The language of struggle has surged throughout the Xi Jinping era, a likely sign of internal tensions within the Party as well as a broader ideological tightening under a leader who sees himself as cast in the revolutionary mold of Mao Zedong, and has even imitated Mao Zedong’s signature.
Xi’s recent invocations of “struggle” likely have a great deal to do with the clear and present difficulties facing the Chinese Communist Party, including economic weakness and an ongoing trade war with the United States, internal strife over Xi’s drive to consolidate and centralize power around himself, the international backlash against China’s ambitions, and so on.

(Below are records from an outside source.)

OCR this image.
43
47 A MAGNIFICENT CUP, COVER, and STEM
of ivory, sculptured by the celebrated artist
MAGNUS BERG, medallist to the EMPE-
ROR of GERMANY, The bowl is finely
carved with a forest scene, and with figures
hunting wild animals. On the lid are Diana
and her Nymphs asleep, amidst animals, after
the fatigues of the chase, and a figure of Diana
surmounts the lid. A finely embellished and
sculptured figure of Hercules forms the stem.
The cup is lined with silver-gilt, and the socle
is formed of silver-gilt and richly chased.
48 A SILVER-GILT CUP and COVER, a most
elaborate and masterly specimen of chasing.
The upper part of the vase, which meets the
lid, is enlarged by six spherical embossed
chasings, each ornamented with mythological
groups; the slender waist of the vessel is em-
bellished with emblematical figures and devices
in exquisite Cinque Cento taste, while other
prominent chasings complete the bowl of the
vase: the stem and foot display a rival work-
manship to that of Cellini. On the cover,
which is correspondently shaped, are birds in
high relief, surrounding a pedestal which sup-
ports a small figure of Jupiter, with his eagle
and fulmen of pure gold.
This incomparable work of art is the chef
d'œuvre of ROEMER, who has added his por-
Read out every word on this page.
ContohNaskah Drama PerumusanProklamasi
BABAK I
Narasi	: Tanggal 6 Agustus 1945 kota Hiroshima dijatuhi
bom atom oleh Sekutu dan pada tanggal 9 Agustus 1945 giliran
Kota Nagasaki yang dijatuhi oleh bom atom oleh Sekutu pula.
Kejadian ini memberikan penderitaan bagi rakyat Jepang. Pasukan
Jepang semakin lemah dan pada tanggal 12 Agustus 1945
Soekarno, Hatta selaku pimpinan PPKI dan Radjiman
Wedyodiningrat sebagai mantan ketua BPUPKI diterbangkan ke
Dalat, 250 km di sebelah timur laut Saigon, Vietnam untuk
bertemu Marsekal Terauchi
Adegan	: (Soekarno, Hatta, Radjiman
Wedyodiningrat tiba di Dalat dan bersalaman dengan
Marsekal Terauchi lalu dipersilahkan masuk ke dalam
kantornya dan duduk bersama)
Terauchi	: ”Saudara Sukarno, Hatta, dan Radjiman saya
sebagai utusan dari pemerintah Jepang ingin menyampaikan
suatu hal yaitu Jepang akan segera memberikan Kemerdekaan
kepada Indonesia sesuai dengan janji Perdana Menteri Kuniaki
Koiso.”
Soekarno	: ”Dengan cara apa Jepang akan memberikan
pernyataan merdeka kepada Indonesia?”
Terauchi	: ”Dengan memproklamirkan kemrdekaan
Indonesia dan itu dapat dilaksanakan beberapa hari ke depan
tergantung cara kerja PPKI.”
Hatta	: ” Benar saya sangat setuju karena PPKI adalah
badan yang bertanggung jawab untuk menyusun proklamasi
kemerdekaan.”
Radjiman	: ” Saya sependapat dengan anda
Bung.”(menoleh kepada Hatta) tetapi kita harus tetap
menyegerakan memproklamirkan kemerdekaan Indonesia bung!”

But struggle is in the Party’s blood, coded in what it likes to call its “red genes” (红色基因), the heritage of revolution and revival it continues to claim as the spiritual base of its legitimacy. In this context, it’s not a surprise that the whole notion of “struggle” has been ritualized as part of the CCP’s commemorations ahead of the 70th anniversary of the People’s Republic of China.

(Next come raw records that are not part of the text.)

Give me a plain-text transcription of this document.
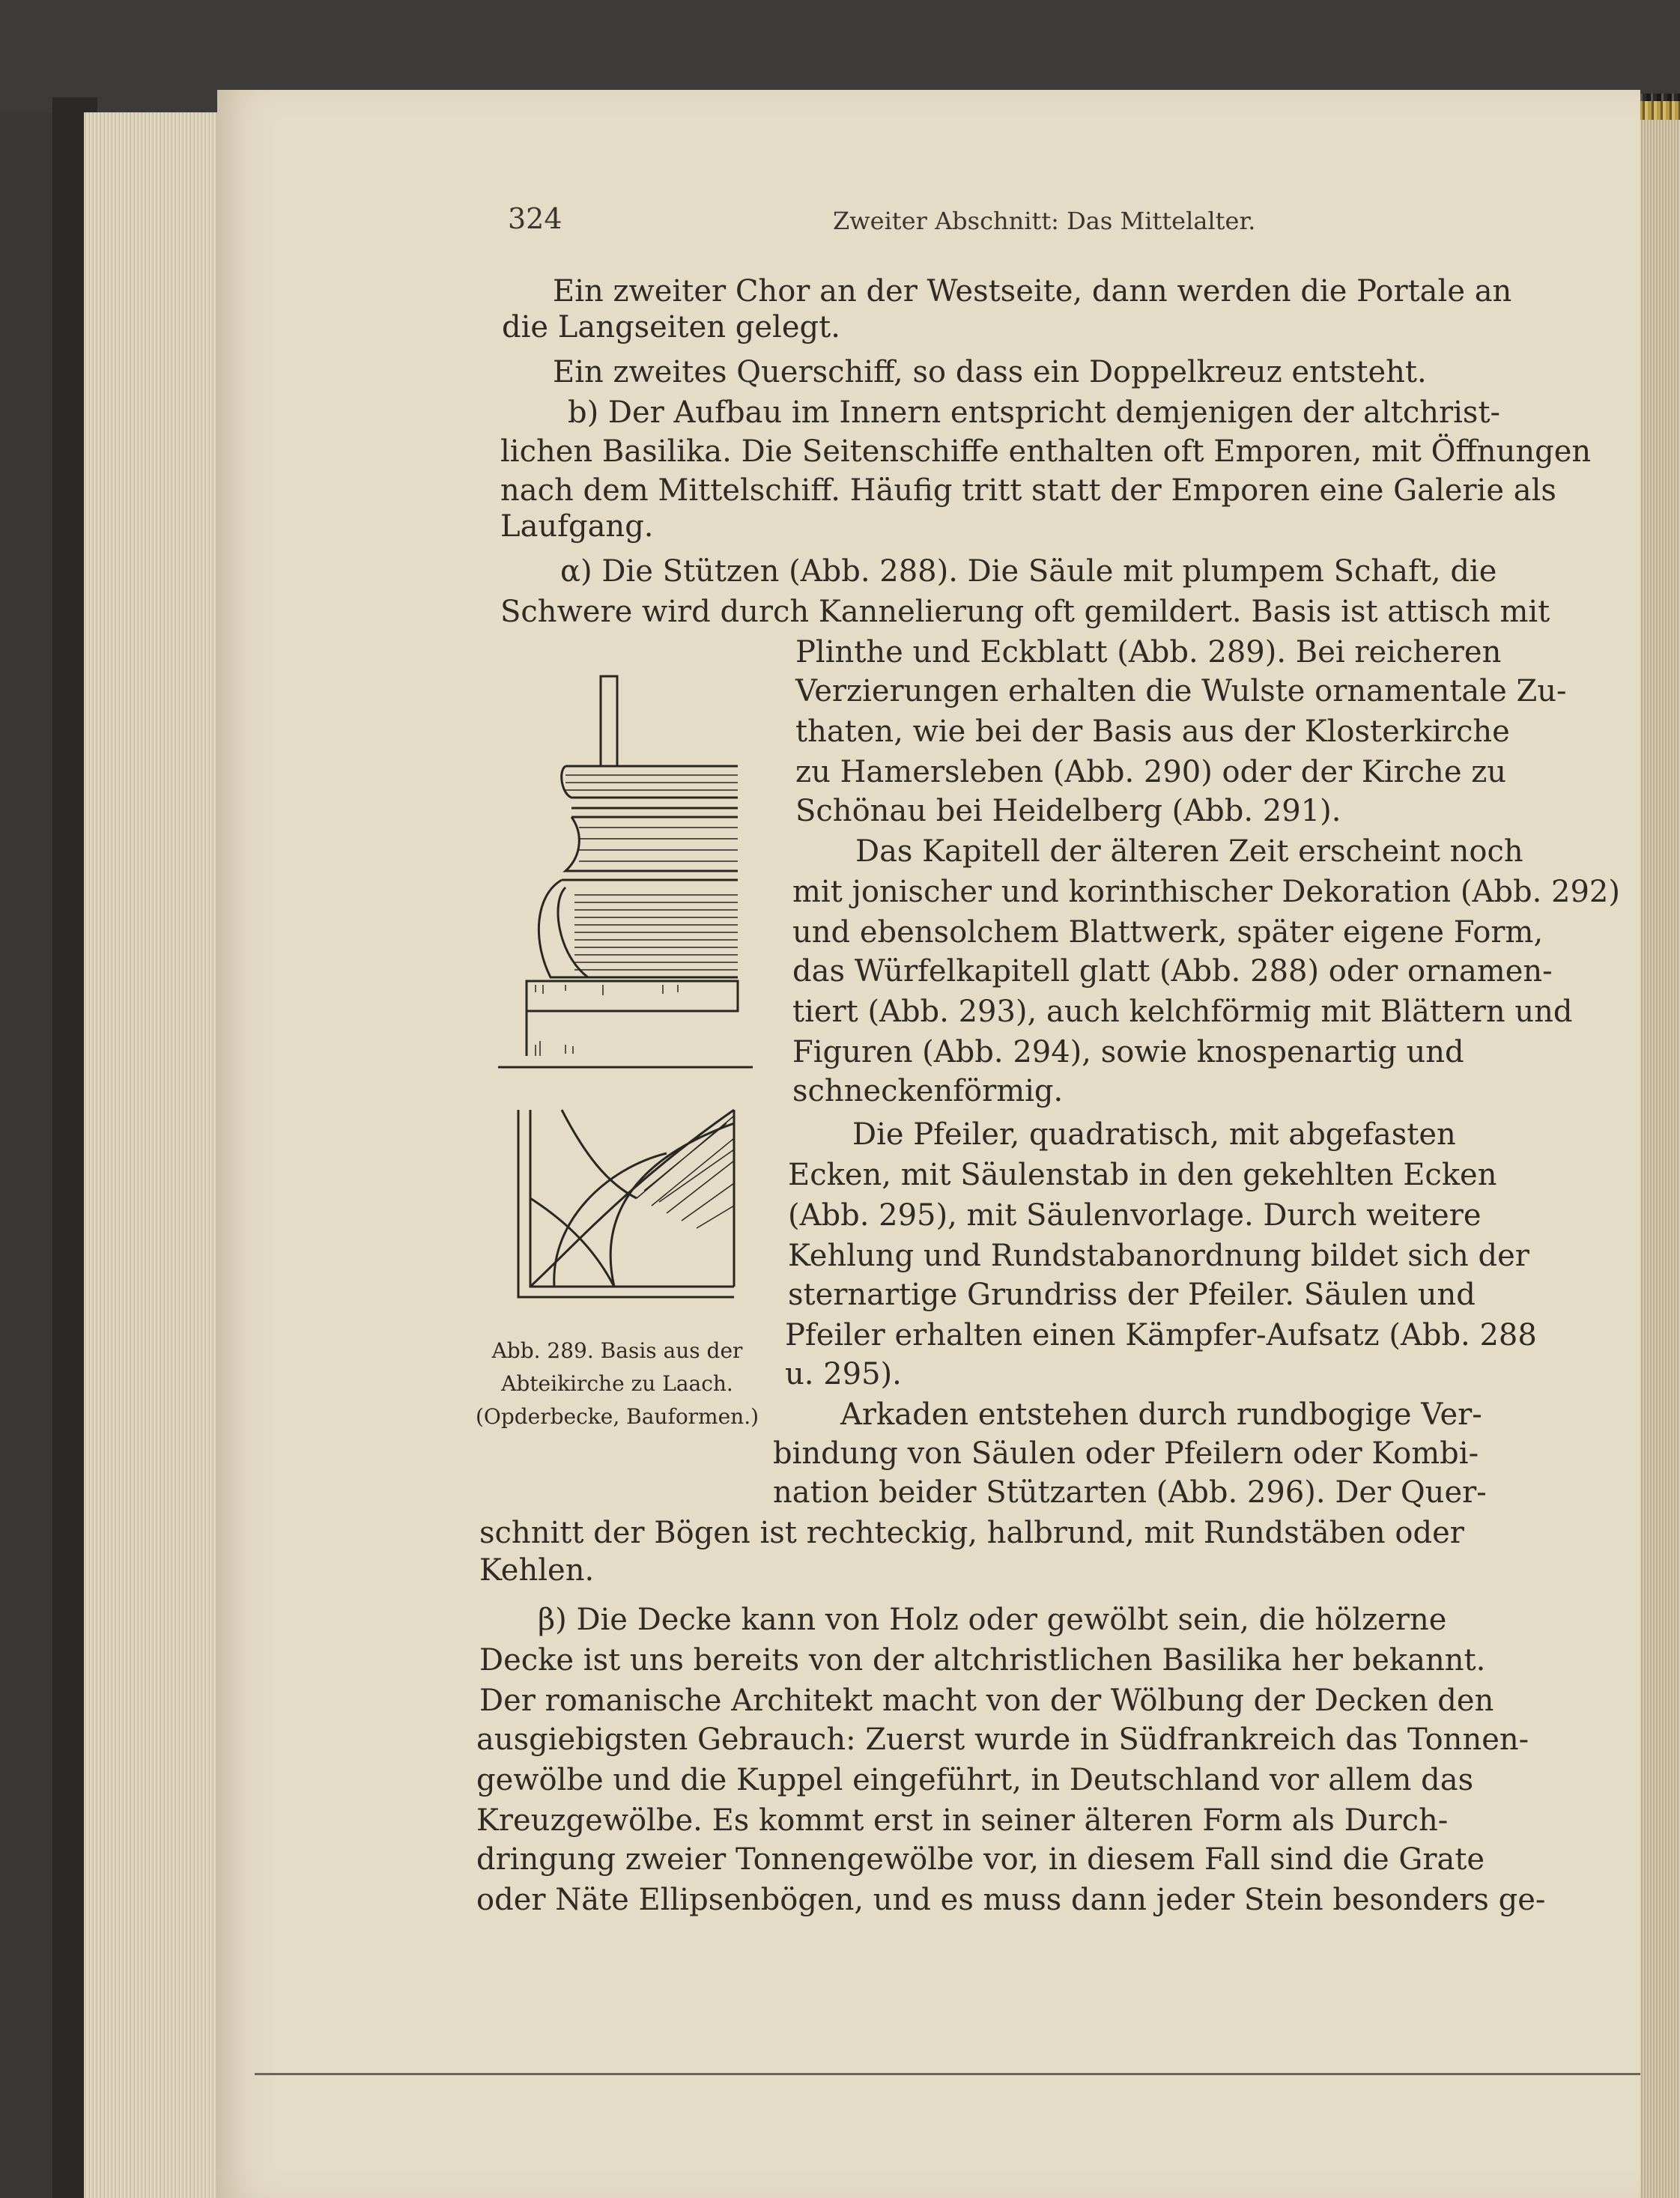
324	Zweiter Abschnitt: Das Mittelalter.
Ein zweiter Chor an der Westseite, dann werden die Portale an
die Langseiten gelegt.
Ein zweites Querschiff, so dass ein Doppelkreuz entsteht.
b) Der Aufbau im Innern entspricht demjenigen der altchrist-
lichen Basilika. Die Seitenschiffe enthalten oft Emporen, mit Öffnungen
nach dem Mittelschiff. Häufig tritt statt der Emporen eine Galerie als
Laufgang.
α) Die Stützen (Abb. 288). Die Säule mit plumpem Schaft, die
Schwere wird durch Kannelierung oft gemildert. Basis ist attisch mit
Plinthe und Eckblatt (Abb. 289). Bei reicheren
Verzierungen erhalten die Wulste ornamentale Zu-
thaten, wie bei der Basis aus der Klosterkirche
zu Hamersleben (Abb. 290) oder der Kirche zu
Schönau bei Heidelberg (Abb. 291).
Das Kapitell der älteren Zeit erscheint noch
mit jonischer und korinthischer Dekoration (Abb. 292)
und ebensolchem Blattwerk, später eigene Form,
das Würfelkapitell glatt (Abb. 288) oder ornamen-
tiert (Abb. 293), auch kelchförmig mit Blättern und
Figuren (Abb. 294), sowie knospenartig und
schneckenförmig.
Die Pfeiler, quadratisch, mit abgefasten
Ecken, mit Säulenstab in den gekehlten Ecken
(Abb. 295), mit Säulenvorlage. Durch weitere
Kehlung und Rundstabanordnung bildet sich der
sternartige Grundriss der Pfeiler. Säulen und
Pfeiler erhalten einen Kämpfer-Aufsatz (Abb. 288
u. 295).
Arkaden entstehen durch rundbogige Ver-
bindung von Säulen oder Pfeilern oder Kombi-
nation beider Stützarten (Abb. 296). Der Quer-
schnitt der Bögen ist rechteckig, halbrund, mit Rundstäben oder
Kehlen.
β) Die Decke kann von Holz oder gewölbt sein, die hölzerne
Decke ist uns bereits von der altchristlichen Basilika her bekannt.
Der romanische Architekt macht von der Wölbung der Decken den
ausgiebigsten Gebrauch: Zuerst wurde in Südfrankreich das Tonnen-
gewölbe und die Kuppel eingeführt, in Deutschland vor allem das
Kreuzgewölbe. Es kommt erst in seiner älteren Form als Durch-
dringung zweier Tonnengewölbe vor, in diesem Fall sind die Grate
oder Näte Ellipsenbögen, und es muss dann jeder Stein besonders ge-
Abb. 289. Basis aus der
Abteikirche zu Laach.
(Opderbecke, Bauformen.)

Back in June this year, as protests in Hong Kong shifted into high gear, a notice jointly released by nine ministries and agencies, including the Central Propaganda Department and the CCP’s Organization Department, announced a new “study and propaganda campaign” (学习宣传活动) to spread the spirit of sacrifice for the goals and good of the Party. The competition, for which the leadership wished to have nominations from the public, was for China’s “Most Beautiful Strugglers” (最美奋斗者).
An online announcement for China’s “Most Beautiful Struggler” campaign to commemorate the 70th anniversary of the PRC.

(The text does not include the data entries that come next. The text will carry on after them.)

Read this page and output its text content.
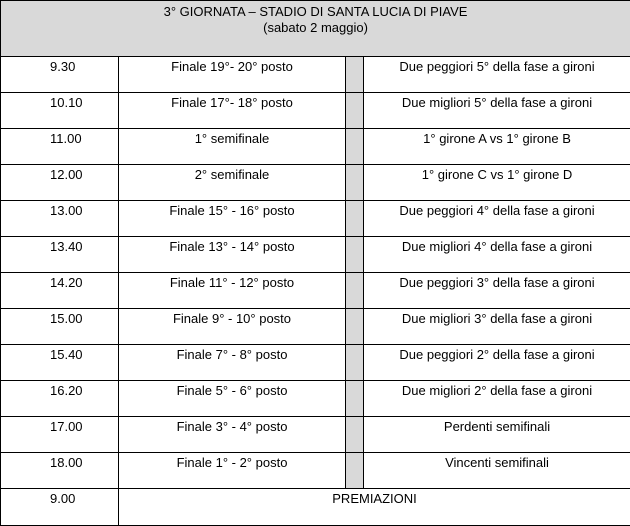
3° GIORNATA – STADIO DI SANTA LUCIA DI PIAVE
(sabato 2 maggio)			

9.30	Finale 19°- 20° posto		Due peggiori 5° della fase a gironi
10.10	Finale 17°- 18° posto		Due migliori 5° della fase a gironi
11.00	1° semifinale		1° girone A vs 1° girone B
12.00	2° semifinale		1° girone C vs 1° girone D
13.00	Finale 15° - 16° posto		Due peggiori 4° della fase a gironi
13.40	Finale 13° - 14° posto		Due migliori 4° della fase a gironi
14.20	Finale 11° - 12° posto		Due peggiori 3° della fase a gironi
15.00	Finale 9° - 10° posto		Due migliori 3° della fase a gironi
15.40	Finale 7° - 8° posto		Due peggiori 2° della fase a gironi
16.20	Finale 5° - 6° posto		Due migliori 2° della fase a gironi
17.00	Finale 3° - 4° posto		Perdenti semifinali
18.00	Finale 1° - 2° posto		Vincenti semifinali
9.00	PREMIAZIONI		
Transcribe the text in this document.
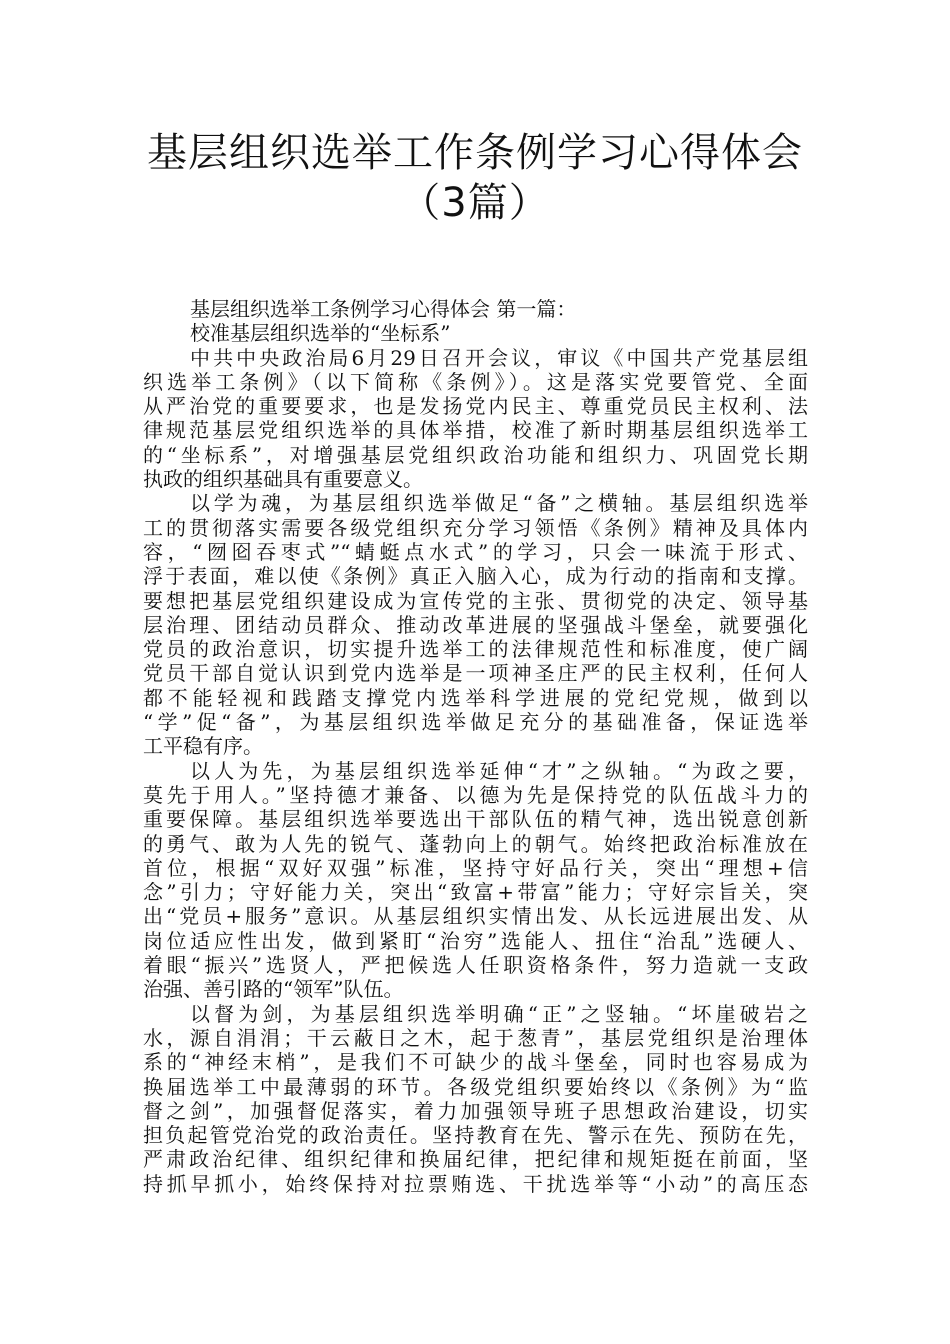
基层组织选举工作条例学习心得体会
（3篇）
基层组织选举工条例学习心得体会 第一篇：
校准基层组织选举的“坐标系”
中共中央政治局6月29日召开会议，审议《中国共产党基层组
织选举工条例》（以下简称《条例》）。这是落实党要管党、全面
从严治党的重要要求，也是发扬党内民主、尊重党员民主权利、法
律规范基层党组织选举的具体举措，校准了新时期基层组织选举工
的“坐标系”，对增强基层党组织政治功能和组织力、巩固党长期
执政的组织基础具有重要意义。
以学为魂，为基层组织选举做足“备”之横轴。基层组织选举
工的贯彻落实需要各级党组织充分学习领悟《条例》精神及具体内
容，“囫囵吞枣式”“蜻蜓点水式”的学习，只会一味流于形式、
浮于表面，难以使《条例》真正入脑入心，成为行动的指南和支撑。
要想把基层党组织建设成为宣传党的主张、贯彻党的决定、领导基
层治理、团结动员群众、推动改革进展的坚强战斗堡垒，就要强化
党员的政治意识，切实提升选举工的法律规范性和标准度，使广阔
党员干部自觉认识到党内选举是一项神圣庄严的民主权利，任何人
都不能轻视和践踏支撑党内选举科学进展的党纪党规，做到以
“学”促“备”，为基层组织选举做足充分的基础准备，保证选举
工平稳有序。
以人为先，为基层组织选举延伸“才”之纵轴。“为政之要，
莫先于用人。”坚持德才兼备、以德为先是保持党的队伍战斗力的
重要保障。基层组织选举要选出干部队伍的精气神，选出锐意创新
的勇气、敢为人先的锐气、蓬勃向上的朝气。始终把政治标准放在
首位，根据“双好双强”标准，坚持守好品行关，突出“理想+信
念”引力；守好能力关，突出“致富+带富”能力；守好宗旨关，突
出“党员+服务”意识。从基层组织实情出发、从长远进展出发、从
岗位适应性出发，做到紧盯“治穷”选能人、扭住“治乱”选硬人、
着眼“振兴”选贤人，严把候选人任职资格条件，努力造就一支政
治强、善引路的“领军”队伍。
以督为剑，为基层组织选举明确“正”之竖轴。“坏崖破岩之
水，源自涓涓；干云蔽日之木，起于葱青”，基层党组织是治理体
系的“神经末梢”，是我们不可缺少的战斗堡垒，同时也容易成为
换届选举工中最薄弱的环节。各级党组织要始终以《条例》为“监
督之剑”，加强督促落实，着力加强领导班子思想政治建设，切实
担负起管党治党的政治责任。坚持教育在先、警示在先、预防在先，
严肃政治纪律、组织纪律和换届纪律，把纪律和规矩挺在前面，坚
持抓早抓小，始终保持对拉票贿选、干扰选举等“小动”的高压态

The push to finalize the nominations continues this month with the approach of the October 1 anniversary. On October 15, the official Xinhua News Agency reported that the campaign continues, “leading people to forever remember the important contributions to the Party and the people of strugglers in various professions and work, to forever remember the hardships of the New China, and the process of arduous struggle.” The goal is to inspire “the whole of society to energetically sing the main melody of praise for the new China and the struggle for a new era.”
This, the “struggle for a new era” (奋斗新时代), has become one of the core buzzwords of Xi Jinping triumphalism ahead of the anniversary.
The nominations for “Most Beautiful Struggler” are now in. According to Xinhua, a process of suggestion by Party and government organs and online yielded a list of 300 nominees, including 278 individuals and 22 groups. Now is the time to make your views known on the selection of candidates. This, after all, is one of those rare moments when “the people” are asked for their (apparently) real input, to help paint the Party’s glorious picture:

In order to fully democracy, and broadly solicit opinions, accepting the supervision of society, we now make public notice of the candidate suggestions, the period of notice being from September 15 to September 20. During this notice period, we welcome people from all corners of society to familiarize themselves with the suggested candidates and to conduct a factual, fair and objective appraisal and inspection of them. If there is any objection to the suggested candidates, please respond by phone, e-mail or letter to the “Most Beautiful Struggler” Study and Propaganda Campaign Committee Office. Phone: (010) 63095197.  E-mail: [email protected].

The candidates, listed here, are probably beyond red repute. But perhaps you are welcome to try. Just remember, China now has a law protecting the reputation of heroes and martyrs. Proceed cautiously.